String representations in deep networks
Convolutional Neural Network (CNN) features learned from ImageNet were shown to be generic and very efficient in various computer vision tasks as image classification or object recognition. However they lack flexibility to take into account variations in the spatial layout of visual elements:
- They use a fixed input image size.
- The coding of spatial layout is fixed and learned on the training dataset.
- At classification step a rigid matching is performed.
We propose to represent images as as strings of pretrained CNN features. Pretrained features are extracted from the last convolution layer of the CNN and they are pooled across spatial bins to get vertical strings. Similarities between two images are then computed using new edit distance variants adapted to flexible image comparison. For example, the merge-based edit distance allows to merge similar subsequent symbols in the string.

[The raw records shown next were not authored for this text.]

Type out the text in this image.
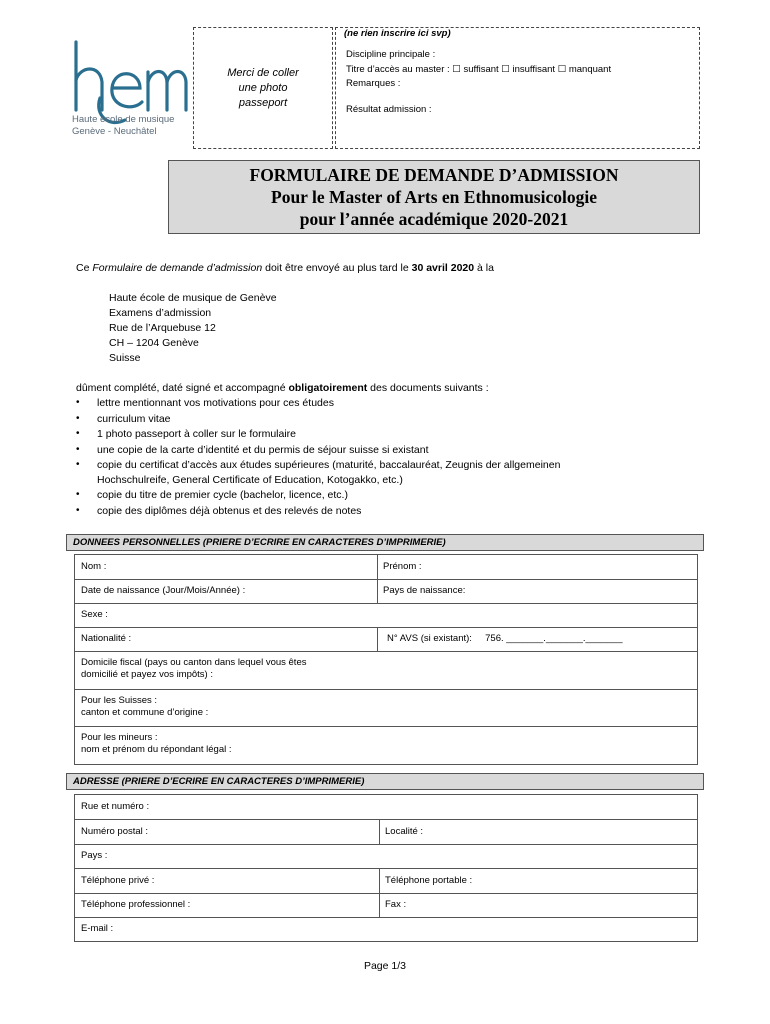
Haute école de musique
Genève - Neuchâtel
Merci de coller
une photo
passeport
(ne rien inscrire ici svp)
Discipline principale :
Titre d’accès au master : ☐ suffisant ☐ insuffisant ☐ manquant
Remarques :
Résultat admission :
FORMULAIRE DE DEMANDE D’ADMISSION
Pour le Master of Arts en Ethnomusicologie
pour l’année académique 2020-2021
Ce Formulaire de demande d’admission doit être envoyé au plus tard le 30 avril 2020 à la
Haute école de musique de Genève
Examens d’admission
Rue de l’Arquebuse 12
CH – 1204 Genève
Suisse
dûment complété, daté signé et accompagné obligatoirement des documents suivants :
• lettre mentionnant vos motivations pour ces études
• curriculum vitae
• 1 photo passeport à coller sur le formulaire
• une copie de la carte d’identité et du permis de séjour suisse si existant
• copie du certificat d’accès aux études supérieures (maturité, baccalauréat, Zeugnis der allgemeinen
Hochschulreife, General Certificate of Education, Kotogakko, etc.)
• copie du titre de premier cycle (bachelor, licence, etc.)
• copie des diplômes déjà obtenus et des relevés de notes
DONNEES PERSONNELLES (PRIERE D’ECRIRE EN CARACTERES D’IMPRIMERIE)
Nom :	Prénom :
Date de naissance (Jour/Mois/Année) :	Pays de naissance:
Sexe :
Nationalité :	N° AVS (si existant):     756. _______._______._______
Domicile fiscal (pays ou canton dans lequel vous êtes
domicilié et payez vos impôts) :
Pour les Suisses :
canton et commune d’origine :
Pour les mineurs :
nom et prénom du répondant légal :
ADRESSE (PRIERE D’ECRIRE EN CARACTERES D’IMPRIMERIE)
Rue et numéro :
Numéro postal :	Localité :
Pays :
Téléphone privé :	Téléphone portable :
Téléphone professionnel :	Fax :
E-mail :
Page 1/3
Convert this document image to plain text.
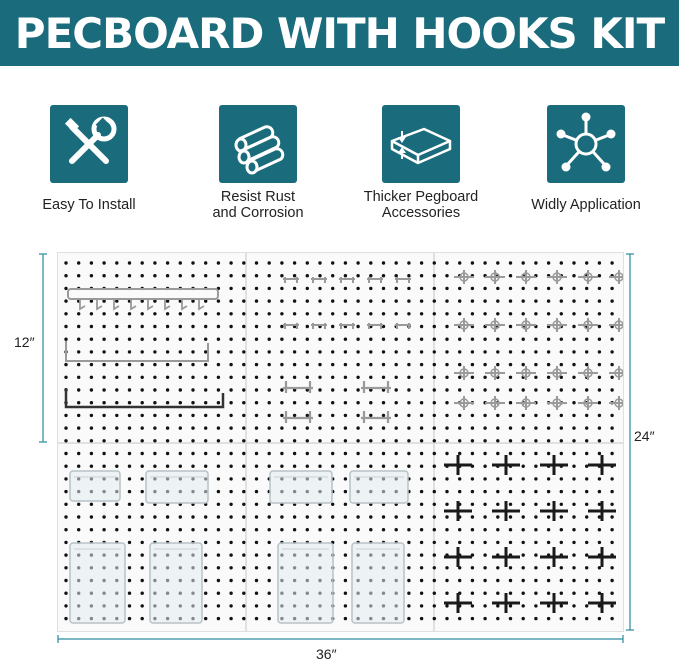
PECBOARD WITH HOOKS KIT
Easy To Install	Resist Rust
and Corrosion
Thicker Pegboard
Accessories	Widly Application
12″
24″
36″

This representation can efficiently be used for image classification by plugging the edit distance into an SVM kernel and by training a model on the target dataset. This method outperforms state of the arts approaches where the CNN is fined tunned on the target dataset. Advantages are:
- The use of a pre-trained CNN.
- A single pass in feature extraction step with variable input image size.
- Can be achieved quickly in a standard CPU.
The following figure illustrates the flexibility and relevance of image alignment provided by merge-based edit distance.
Examples of image alignments obtained by the merge-based edit distance on images extracted from Pascal VOC 2007 dataset.
C. Barat and C.Ducottet, String representations and distances in deep convolutional neural networks for image classification, Pattern Recognition, vol 54, pp 104-115, June 2016.